Si dice che il minimo battito d’ali di una farfalla sia in grado di provocare un uragano dall’altra parte del mondo, quindi basta l’immaginazione per capire cosa lo scoppio di una guerra in Medio Oriente potrebbe causare nel resto del mondo. La geopolitica è da sempre una parte fondamentale della storia dell’umanità e, visto il panorama sempre più fratturato e teso che ci troviamo ad affrontare, è importante analizzare l’impatto che lo sviluppo di nuove tensioni ha sulla vita di tutti i giorni. È interessante analizzare da vicino come la geopolitica possa guidare il cambiamento, dalla tecnologia alla demografia, passando anche per l’energia.

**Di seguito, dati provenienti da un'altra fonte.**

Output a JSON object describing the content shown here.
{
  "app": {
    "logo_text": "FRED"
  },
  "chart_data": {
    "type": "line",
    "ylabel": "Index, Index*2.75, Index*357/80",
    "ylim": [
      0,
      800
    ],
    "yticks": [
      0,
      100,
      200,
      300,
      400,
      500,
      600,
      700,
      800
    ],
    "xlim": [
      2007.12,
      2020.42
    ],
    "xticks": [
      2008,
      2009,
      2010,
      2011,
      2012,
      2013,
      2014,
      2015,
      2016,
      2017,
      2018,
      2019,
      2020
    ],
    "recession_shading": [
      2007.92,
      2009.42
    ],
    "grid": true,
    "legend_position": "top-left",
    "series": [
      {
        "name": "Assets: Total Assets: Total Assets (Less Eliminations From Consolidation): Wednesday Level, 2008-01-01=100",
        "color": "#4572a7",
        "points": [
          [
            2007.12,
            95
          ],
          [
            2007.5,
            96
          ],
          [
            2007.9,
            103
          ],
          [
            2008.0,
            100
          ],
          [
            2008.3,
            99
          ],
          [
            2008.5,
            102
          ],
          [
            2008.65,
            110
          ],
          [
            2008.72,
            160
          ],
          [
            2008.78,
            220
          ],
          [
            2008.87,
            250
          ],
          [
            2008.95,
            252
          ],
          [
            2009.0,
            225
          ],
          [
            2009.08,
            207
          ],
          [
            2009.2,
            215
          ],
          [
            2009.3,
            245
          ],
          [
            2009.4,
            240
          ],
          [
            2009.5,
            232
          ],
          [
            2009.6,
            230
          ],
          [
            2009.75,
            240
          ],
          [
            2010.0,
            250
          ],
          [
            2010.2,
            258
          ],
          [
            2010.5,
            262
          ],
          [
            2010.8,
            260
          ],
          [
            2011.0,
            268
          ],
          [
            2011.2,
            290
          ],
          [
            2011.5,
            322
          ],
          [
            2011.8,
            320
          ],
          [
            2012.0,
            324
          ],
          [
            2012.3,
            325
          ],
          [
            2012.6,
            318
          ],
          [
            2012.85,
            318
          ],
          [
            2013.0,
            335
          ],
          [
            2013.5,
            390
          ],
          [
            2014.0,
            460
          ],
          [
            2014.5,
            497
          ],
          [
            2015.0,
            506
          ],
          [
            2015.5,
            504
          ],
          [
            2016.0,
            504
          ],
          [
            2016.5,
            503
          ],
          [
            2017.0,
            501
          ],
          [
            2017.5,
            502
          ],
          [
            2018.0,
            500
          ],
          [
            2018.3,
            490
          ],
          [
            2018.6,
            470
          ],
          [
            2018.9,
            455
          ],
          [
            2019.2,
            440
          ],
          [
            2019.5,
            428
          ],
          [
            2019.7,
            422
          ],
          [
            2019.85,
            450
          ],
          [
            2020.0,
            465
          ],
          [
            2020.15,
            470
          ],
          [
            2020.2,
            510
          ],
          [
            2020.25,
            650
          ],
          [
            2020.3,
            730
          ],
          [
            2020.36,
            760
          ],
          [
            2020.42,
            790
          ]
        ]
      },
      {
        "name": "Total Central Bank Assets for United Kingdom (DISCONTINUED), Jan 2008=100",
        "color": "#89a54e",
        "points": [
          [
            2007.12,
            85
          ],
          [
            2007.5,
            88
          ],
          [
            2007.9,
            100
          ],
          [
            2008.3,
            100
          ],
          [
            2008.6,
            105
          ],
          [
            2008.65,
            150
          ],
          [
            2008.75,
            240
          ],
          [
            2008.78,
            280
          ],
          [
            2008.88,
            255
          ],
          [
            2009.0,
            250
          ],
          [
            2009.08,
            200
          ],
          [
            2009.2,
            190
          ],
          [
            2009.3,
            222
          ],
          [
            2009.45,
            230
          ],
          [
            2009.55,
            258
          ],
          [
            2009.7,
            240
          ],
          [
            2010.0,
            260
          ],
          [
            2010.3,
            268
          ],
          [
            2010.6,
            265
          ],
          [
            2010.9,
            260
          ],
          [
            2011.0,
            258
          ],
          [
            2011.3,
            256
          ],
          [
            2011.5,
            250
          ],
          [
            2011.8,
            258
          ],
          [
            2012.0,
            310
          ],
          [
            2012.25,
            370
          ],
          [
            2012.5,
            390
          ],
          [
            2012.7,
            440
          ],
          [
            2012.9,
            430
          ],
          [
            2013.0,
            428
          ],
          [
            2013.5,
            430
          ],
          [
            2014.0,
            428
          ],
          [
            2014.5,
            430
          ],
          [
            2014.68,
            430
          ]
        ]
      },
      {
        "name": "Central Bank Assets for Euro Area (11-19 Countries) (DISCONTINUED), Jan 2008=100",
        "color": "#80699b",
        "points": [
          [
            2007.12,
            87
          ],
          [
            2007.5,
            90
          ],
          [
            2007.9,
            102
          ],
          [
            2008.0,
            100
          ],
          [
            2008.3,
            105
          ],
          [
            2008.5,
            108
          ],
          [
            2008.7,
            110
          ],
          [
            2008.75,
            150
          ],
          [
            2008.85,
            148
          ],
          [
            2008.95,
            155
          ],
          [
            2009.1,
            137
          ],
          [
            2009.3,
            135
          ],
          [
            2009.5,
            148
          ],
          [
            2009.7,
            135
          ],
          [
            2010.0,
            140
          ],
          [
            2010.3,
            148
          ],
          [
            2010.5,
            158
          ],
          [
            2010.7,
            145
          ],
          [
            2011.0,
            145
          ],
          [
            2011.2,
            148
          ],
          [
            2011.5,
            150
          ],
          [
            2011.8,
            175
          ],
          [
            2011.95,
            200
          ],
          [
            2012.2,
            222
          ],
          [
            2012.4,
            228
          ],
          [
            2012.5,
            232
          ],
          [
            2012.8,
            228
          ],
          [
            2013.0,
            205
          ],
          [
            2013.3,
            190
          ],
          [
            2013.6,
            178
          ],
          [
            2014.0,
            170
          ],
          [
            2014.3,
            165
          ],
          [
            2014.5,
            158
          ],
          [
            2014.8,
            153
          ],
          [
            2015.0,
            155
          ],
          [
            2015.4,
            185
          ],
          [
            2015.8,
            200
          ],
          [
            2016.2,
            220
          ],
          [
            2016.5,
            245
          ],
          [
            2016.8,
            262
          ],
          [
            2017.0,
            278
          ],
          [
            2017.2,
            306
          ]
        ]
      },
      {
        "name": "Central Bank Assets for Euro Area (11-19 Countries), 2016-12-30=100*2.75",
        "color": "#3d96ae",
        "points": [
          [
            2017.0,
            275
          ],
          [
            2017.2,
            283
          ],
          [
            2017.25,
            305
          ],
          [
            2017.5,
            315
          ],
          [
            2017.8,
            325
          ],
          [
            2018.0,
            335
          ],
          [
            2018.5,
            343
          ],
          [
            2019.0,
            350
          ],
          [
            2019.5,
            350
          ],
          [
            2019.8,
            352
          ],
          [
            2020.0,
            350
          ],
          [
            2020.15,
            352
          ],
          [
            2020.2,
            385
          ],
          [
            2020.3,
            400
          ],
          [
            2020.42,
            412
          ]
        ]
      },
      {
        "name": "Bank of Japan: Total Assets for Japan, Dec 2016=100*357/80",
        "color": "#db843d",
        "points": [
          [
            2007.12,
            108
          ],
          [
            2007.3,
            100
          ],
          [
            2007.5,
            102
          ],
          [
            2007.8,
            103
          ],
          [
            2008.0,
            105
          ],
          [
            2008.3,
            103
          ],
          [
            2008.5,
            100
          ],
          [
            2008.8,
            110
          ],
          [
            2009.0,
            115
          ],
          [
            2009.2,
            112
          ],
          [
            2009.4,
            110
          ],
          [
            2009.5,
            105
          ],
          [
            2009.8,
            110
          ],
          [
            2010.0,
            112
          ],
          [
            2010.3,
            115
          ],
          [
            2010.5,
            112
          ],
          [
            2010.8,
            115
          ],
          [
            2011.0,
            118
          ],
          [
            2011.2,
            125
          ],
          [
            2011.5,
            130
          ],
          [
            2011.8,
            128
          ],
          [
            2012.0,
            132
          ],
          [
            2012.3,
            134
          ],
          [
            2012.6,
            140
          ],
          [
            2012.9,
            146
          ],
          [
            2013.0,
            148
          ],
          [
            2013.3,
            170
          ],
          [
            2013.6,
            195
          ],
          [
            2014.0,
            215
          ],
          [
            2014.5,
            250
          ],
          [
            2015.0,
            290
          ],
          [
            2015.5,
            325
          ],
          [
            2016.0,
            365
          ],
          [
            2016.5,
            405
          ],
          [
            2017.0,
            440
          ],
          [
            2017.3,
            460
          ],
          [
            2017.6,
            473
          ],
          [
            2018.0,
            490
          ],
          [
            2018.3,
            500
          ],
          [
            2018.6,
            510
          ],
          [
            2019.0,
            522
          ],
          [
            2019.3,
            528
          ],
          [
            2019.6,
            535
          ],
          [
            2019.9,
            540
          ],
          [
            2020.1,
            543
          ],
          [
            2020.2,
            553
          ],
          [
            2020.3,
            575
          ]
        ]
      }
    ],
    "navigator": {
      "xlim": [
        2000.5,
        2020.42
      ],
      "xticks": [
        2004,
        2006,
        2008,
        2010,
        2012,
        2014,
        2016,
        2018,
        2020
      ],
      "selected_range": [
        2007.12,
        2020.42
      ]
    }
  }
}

Ad esempio, secondo Aanand Venkatramana, head of ETFs di Legal & General Investment Management (LGIM), con l’invasione dell’Ucraina da parte dell’esercito russo l’attenzione alla sicurezza informatica è cresciuta rapidamente, anche al di fuori dei confini di questi stati. “Oltre alla minaccia incombente di una vera e propria guerra informatica, gli attacchi informatici sponsorizzati dagli Stati possono aumentare il pericolo rappresentato dagli attori non statali, creando un ambiente in cui identificare gli aggressori informatici è più difficile che mai”.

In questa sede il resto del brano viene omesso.